The column JSON-based approach is particularly useful for applications that are expected to support multiple languages and require flexibility in managing the translations.
Solution 3: Translation table approach
The translation table approach involves creating a separate table for storing translations of various text values in different languages. The translations are stored in key-value pairs, with the key representing the original text value, and the value representing the translated text in a specific language.
Here’s an example of how a translation table might look:
Retrieving Translation
To retrieve translations using the translation table approach, you would typically use SQL queries with JOIN statements to combine the relevant data from multiple tables.
SELECT
title_trans.trans_value AS "title",
description_trans.trans_value AS "description",
FROM
"table_a"
LEFT JOIN "translations" AS title_trans ON "table_a"."title" = description_trans.trans_key
AND lang = 'vi'
LEFT JOIN "translations" AS description_trans ON "table_a"."title" = description_trans.trans_key
AND lang = 'vi'
Pros and Cons
Pros
- Scalable and flexible, allowing for the addition of new languages without requiring a change to the database schema.
- No duplicate content, as each translation is stored in a separate row in the translation table.
- Queries can be optimized with indexes to improve performance.
Cons
- More complex to implement than the column-based or column JSON-based approach.
- Joins can slow down query performance, especially for larger datasets.
- Requires additional storage space for the translation table.

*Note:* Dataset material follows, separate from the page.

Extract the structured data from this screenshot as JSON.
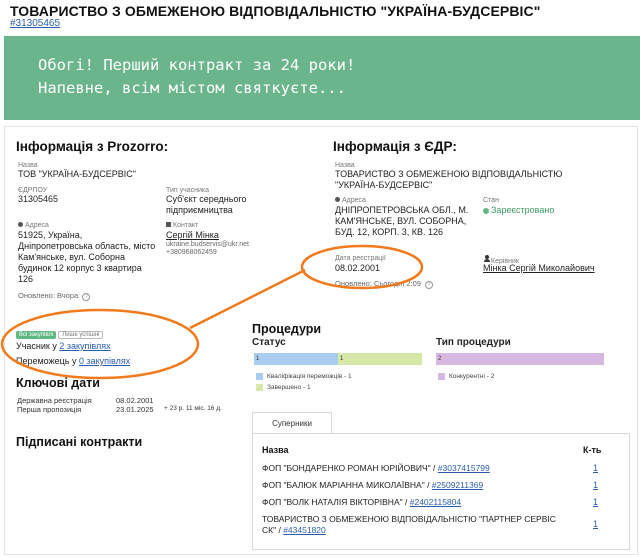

The translation table approach is suitable for applications of any size that require support for multiple languages. It is especially useful for large applications where data duplication can become a problem with other approaches. However, it may not be the most efficient approach for small applications as it involves more complex queries and potentially slower performance due to the use of joins.
Conclusion
In conclusion, designing a multilingual database involves several moving parts that need to be taken into account, such as character encoding, language-specific data storage requirements, and translation tables. The selection of an approach depends on the specific requirements of the application and the expected data volume. Small to medium-sized applications may use a column-based or column JSON-based approach, while larger applications may benefit from a translation table-based approach.
In summary, the column-based approach is simple and easy to implement but not scalable, the column JSON-based approach reduces the number of columns needed, but can become difficult to manage, and the translation table approach is scalable and flexible but more complex to implement. By understanding the pros and cons of each approach, developers can make informed decisions about which solution best fits their needs.